Álvaro Filgueira. Suite Información.- En el corazón monumental de Santiago de Compostela, donde cada piedra parece dialogar con la historia, algo chirría. No es el paso del tiempo, ni siquiera el inevitable desgaste de los siglos. Es una intervención reciente en las gárgolas del Hostal de los Reyes Católicos —antiguo hospital real y hoy establecimiento de la red de Paradores— que ha desatado una pregunta incómoda: ¿todo vale en nombre de la conservación?
La solución adoptada —introducir tubos metálicos que sobresalen de las bocas de las gárgolas— no es solo discutible desde el punto de vista técnico; resulta directamente agresiva en términos estéticos. Estas piezas, concebidas en los siglos XVI y XVII como elementos funcionales y simbólicos, han sido transformadas en algo que recuerda más a un apéndice industrial que a una obra escultórica histórica. De ahí la imagen inevitable: gárgolas que parecen sacar lengua como camaleones.
Conviene recordar que no estamos ante un edificio cualquiera. El Hostal de los Reyes Católicos forma parte del conjunto del Obradoiro, integrado en el área declarada Patrimonio de la Humanidad por la UNESCO. Este reconocimiento no es decorativo: implica obligaciones claras de conservación, respeto y coherencia en las intervenciones.
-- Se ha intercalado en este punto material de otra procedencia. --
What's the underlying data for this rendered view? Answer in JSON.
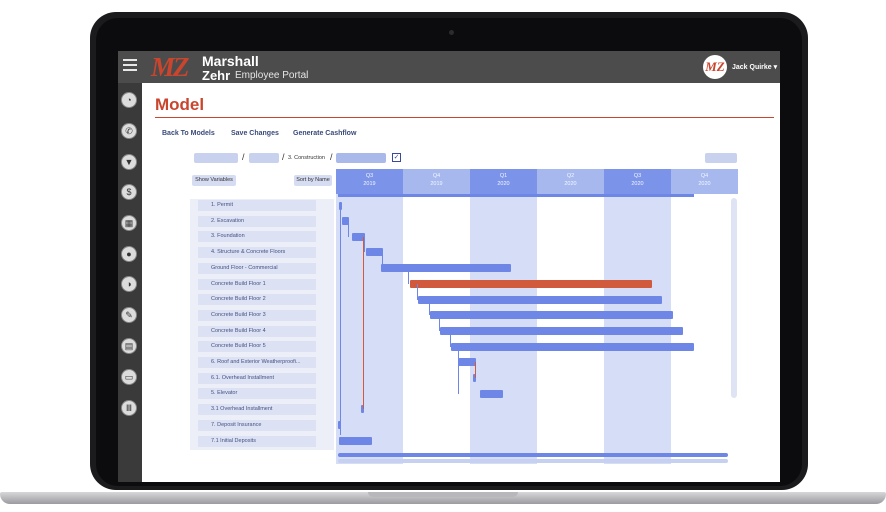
{
  "app": {
    "brand_mark": "MZ",
    "brand_line1": "Marshall",
    "brand_line2": "Zehr",
    "brand_suffix": "Employee Portal",
    "user_avatar": "MZ",
    "user_name": "Jack Quirke ▾"
  },
  "page": {
    "title": "Model",
    "toolbar": {
      "back": "Back To Models",
      "save": "Save Changes",
      "cashflow": "Generate Cashflow"
    },
    "breadcrumb": {
      "current": "3. Construction",
      "slash": "/"
    },
    "controls": {
      "show_variables": "Show Variables",
      "sort_by_name": "Sort by Name"
    }
  },
  "sidebar_icons": [
    "dashboard-icon",
    "phone-icon",
    "filter-icon",
    "money-icon",
    "calendar-icon",
    "lightbulb-icon",
    "chart-icon",
    "edit-icon",
    "calculator-icon",
    "folder-icon",
    "columns-icon"
  ],
  "gantt": {
    "quarters": [
      {
        "q": "Q3",
        "year": "2019"
      },
      {
        "q": "Q4",
        "year": "2019"
      },
      {
        "q": "Q1",
        "year": "2020"
      },
      {
        "q": "Q2",
        "year": "2020"
      },
      {
        "q": "Q3",
        "year": "2020"
      },
      {
        "q": "Q4",
        "year": "2020"
      }
    ],
    "tasks": [
      "1. Permit",
      "2. Excavation",
      "3. Foundation",
      "4. Structure & Concrete Floors",
      "Ground Floor - Commercial",
      "Concrete Build Floor 1",
      "Concrete Build Floor 2",
      "Concrete Build Floor 3",
      "Concrete Build Floor 4",
      "Concrete Build Floor 5",
      "6. Roof and Exterior Weatherproofi...",
      "6.1. Overhead Installment",
      "5. Elevator",
      "3.1 Overhead Installment",
      "7. Deposit Insurance",
      "7.1 Initial Deposits"
    ]
  },
  "colors": {
    "brand": "#c9452e",
    "bar": "#6e87e6",
    "critical_bar": "#d25a3c",
    "header_blue": "#7b93e8"
  }
}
El criterio contemporáneo en restauración patrimonial es inequívoco: mínima intervención, reversibilidad y respeto por la autenticidad. Introducir elementos visibles, ajenos al lenguaje original del edificio y sin una integración formal adecuada, choca frontalmente con estos principios. Más aún cuando existen soluciones técnicas discretas que no alteran la percepción del conjunto.
La cuestión se agrava por un hecho clave: el edificio es propiedad pública. Paradores es una empresa estatal, y por tanto el Estado es responsable último de esta actuación. No se trata solo de una decisión técnica, sino de una cuestión de gestión del patrimonio común. Cuando la administración interviene, el listón de exigencia debe ser máximo.
Aunque el inmueble es de titularidad estatal —gestionado por Paradores— y la intervención compete directamente a las administraciones central y autonómica en materia de patrimonio, el Concello de Santiago de Compostela —con competencias en urbanismo, paisaje urbano y protección del entorno histórico— tampoco debería permanecer ajeno a actuaciones que impactan visualmente en el Obradoiro. Porque el patrimonio no entiende de compartimentos administrativos cuando el daño —o la falta de criterio— es visible para todos.
La comparación con la reciente restauración de la fachada de la Catedral de Santiago de Compostela es inevitable. Allí se apostó por el rigor, la investigación y el respeto escrupuloso. Aquí, en cambio, la solución parece apresurada, poco sensible y visualmente discordante.
No se trata de negar la necesidad de canalizar el agua ni de proteger la fábrica histórica. Se trata de hacerlo bien. De entender que el patrimonio no es solo materia, sino también percepción, identidad y legado.
Quizá alguien en Patrimonio tenga una explicación técnica. Sería deseable escucharla. Pero mientras tanto, la imagen permanece: en pleno Obradoiro, las gárgolas han dejado de hablar el lenguaje de la historia para adoptar el gesto, casi caricaturesco, de un camaleón metálico.
Y eso, en un lugar como este, no debería pasar desapercibido.